Dal 69 al 71 mi dedicai alla nascente Stampa Underground romana, creando un foglio stampato in cianografia solo su in lato della carta (Sistema che avevo scoperto lavorando con un cugino geometra, finito il militare), un lungo foglio monocolore, piegato a fisarmonica per creare le pagine, con l’aiuto di Fabio e la compagna Petta e altri, creammo “Mother”. Il titolo intero era, in lettere piccole: A little job for – poi in grandi lettere: MOTHER – poi: And her friends, in lettere piccole. Dove la parola “job” era disegnata come il logotipo delle cartine. Tutto in inglese! Il contenuto, in italiano, era opera di chiunque contribuisse, poesie, disegni, racconti, idee, tutto scritto a mano e facendo uso di lettere a pressione per certi titoli. Se ne stampavano quante copie che potevamo permetterci e le vendevamo per strada ovunque, anche davanti al Folk Studio, il Film Studio, Piazza di Spagna, Santa Maria in Trastevere, etc. Il nome poi cambiò in MADRIA.

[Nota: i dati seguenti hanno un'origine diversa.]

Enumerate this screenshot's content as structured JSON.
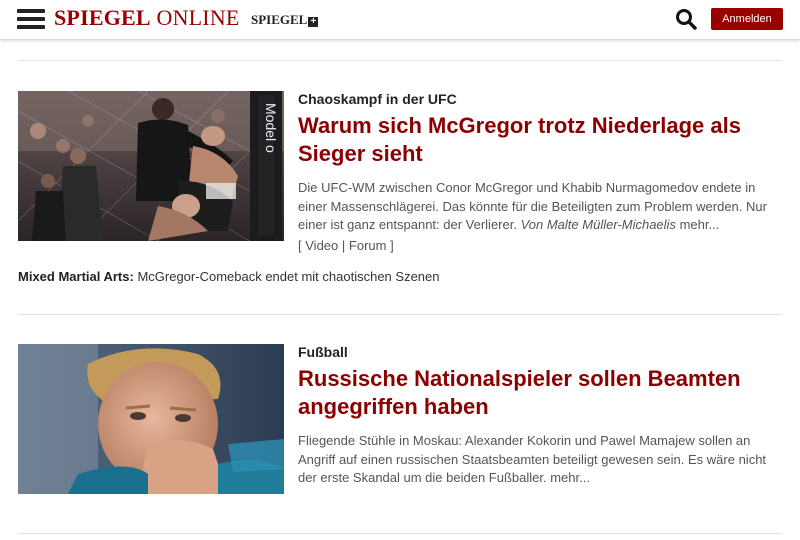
{
  "header": {
    "logo_bold": "SPIEGEL",
    "logo_light": " ONLINE",
    "sublogo": "SPIEGEL",
    "sublogo_plus": "+",
    "login_label": "Anmelden",
    "brand_color": "#990000"
  },
  "articles": [
    {
      "kicker": "Chaoskampf in der UFC",
      "headline": "Warum sich McGregor trotz Niederlage als Sieger sieht",
      "teaser": "Die UFC-WM zwischen Conor McGregor und Khabib Nurmagomedov endete in einer Massenschlägerei. Das könnte für die Beteiligten zum Problem werden. Nur einer ist ganz entspannt: der Verlierer.",
      "author": "Von Malte Müller-Michaelis",
      "more": "mehr...",
      "media_open": "[",
      "video": "Video",
      "sep": "|",
      "forum": "Forum",
      "media_close": "]",
      "image_desc": "ufc-fight-photo"
    },
    {
      "kicker": "Fußball",
      "headline": "Russische Nationalspieler sollen Beamten angegriffen haben",
      "teaser": "Fliegende Stühle in Moskau: Alexander Kokorin und Pawel Mamajew sollen an Angriff auf einen russischen Staatsbeamten beteiligt gewesen sein. Es wäre nicht der erste Skandal um die beiden Fußballer.",
      "more": "mehr...",
      "image_desc": "football-player-photo"
    }
  ],
  "related": {
    "label": "Mixed Martial Arts:",
    "text": "McGregor-Comeback endet mit chaotischen Szenen"
  }
}
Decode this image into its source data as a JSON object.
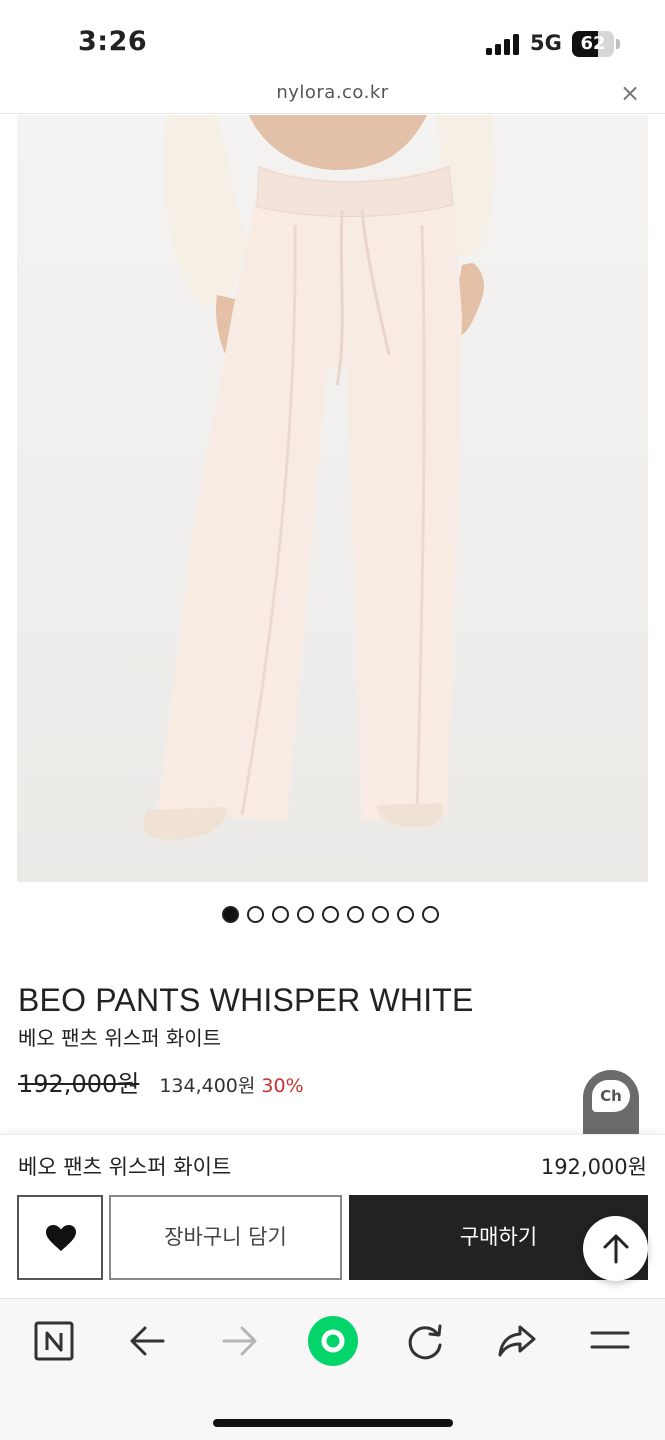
{
  "status_bar": {
    "time": "3:26",
    "network": "5G",
    "battery": "62",
    "battery_level": 0.62
  },
  "url_bar": {
    "url": "nylora.co.kr",
    "close_glyph": "×"
  },
  "gallery": {
    "total_images": 9,
    "active_index": 0
  },
  "product": {
    "title": "BEO PANTS WHISPER WHITE",
    "subtitle": "베오 팬츠 위스퍼 화이트",
    "original_price": "192,000원",
    "sale_price": "134,400원",
    "discount": "30%"
  },
  "chat": {
    "label": "Ch"
  },
  "purchase_panel": {
    "name": "베오 팬츠 위스퍼 화이트",
    "price": "192,000원",
    "wishlist_icon": "heart-icon",
    "cart_label": "장바구니 담기",
    "buy_label": "구매하기",
    "scroll_top_icon": "arrow-up-icon"
  },
  "toolbar": {
    "items": [
      "naver-icon",
      "back-icon",
      "forward-icon",
      "green-dot-icon",
      "refresh-icon",
      "share-icon",
      "menu-icon"
    ]
  },
  "colors": {
    "accent_discount": "#c8322f",
    "buy_button": "#222222",
    "naver_green": "#03d56b"
  }
}
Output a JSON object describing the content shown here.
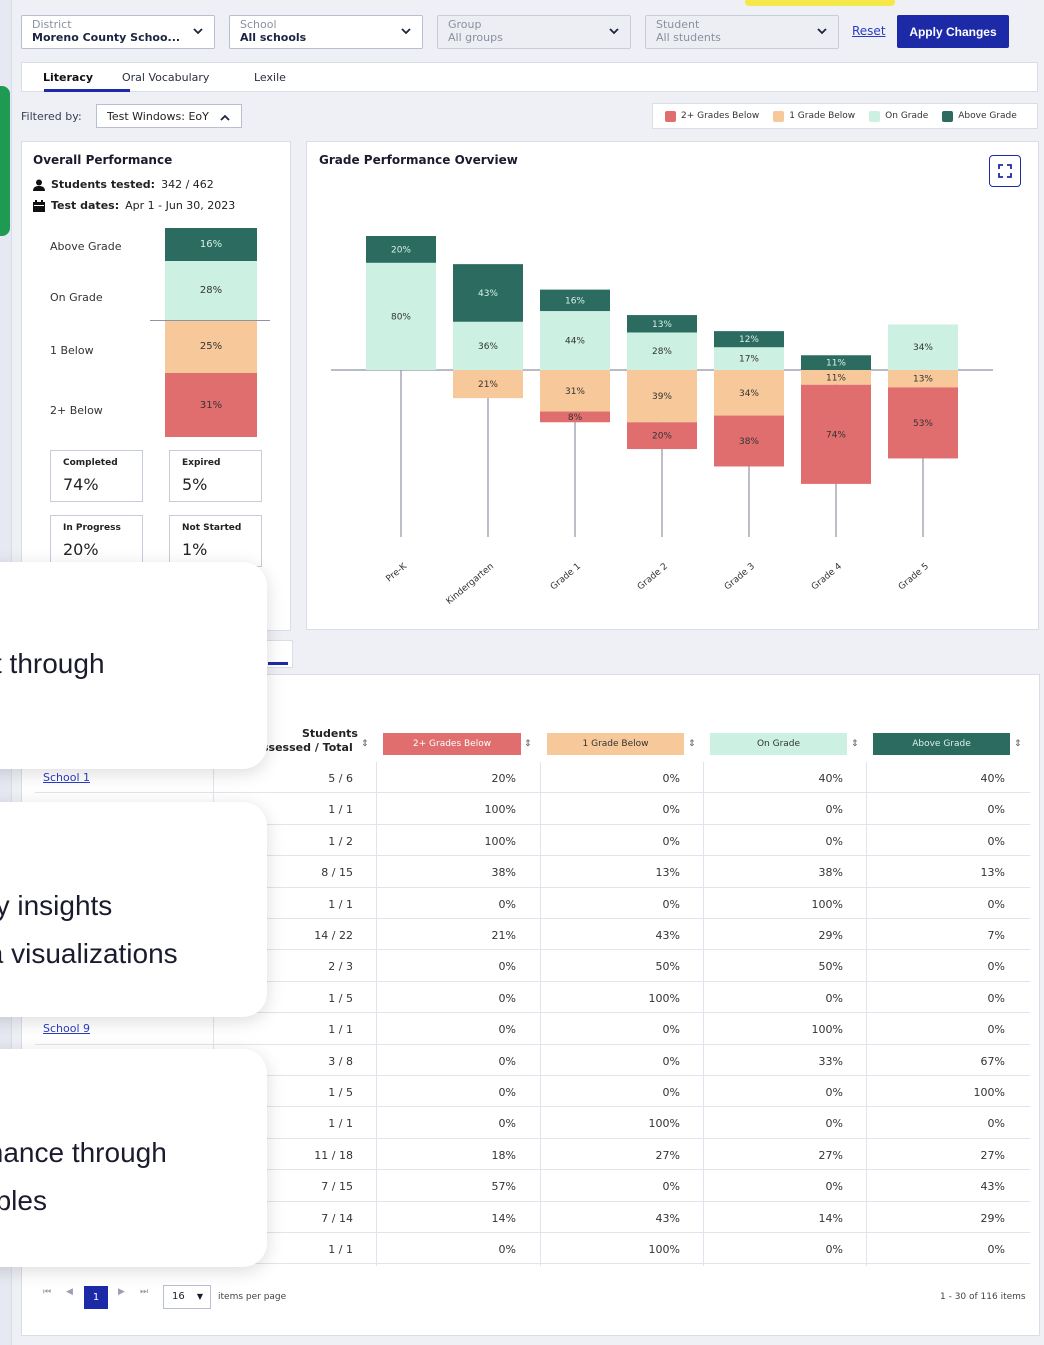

Nel 70 René ed io andammo a Londra, invitati da una coppia d’inglesi, per cercare di vendere dei lavori. International Times e OZ Magazine comprarono una delle 5 pagine di Amauta Shilom per ciascuno (Mai pubblicate). Il giorno prima del nostro rientro a Roma, i nostri ospiti diedero una festa a casa loro per un trio di ragazze americane che si preparavano a tornare negli USA dopo un’estate passata in Grecia. Ci fu il classico colpo di fulmine, amore a prima vista tra me e Barbara S. – Invece di tornare a casa, venne e Roma per una settimana, poi, ci scrivemmo avanti e indietro fino a che decisi di seguirla nel 71, quando molti amici andavano dal lato opposto, verso l’India o l’Afganistan o il Nepal. Dopo averne parlato con Barbara, con un biglietto a senso unico, una piccola valigia con le mie poche cose, e con cento dollari in tasca, partii per New York con un volo Pan American, verso il futuro e un nuovo capitolo della mia vita.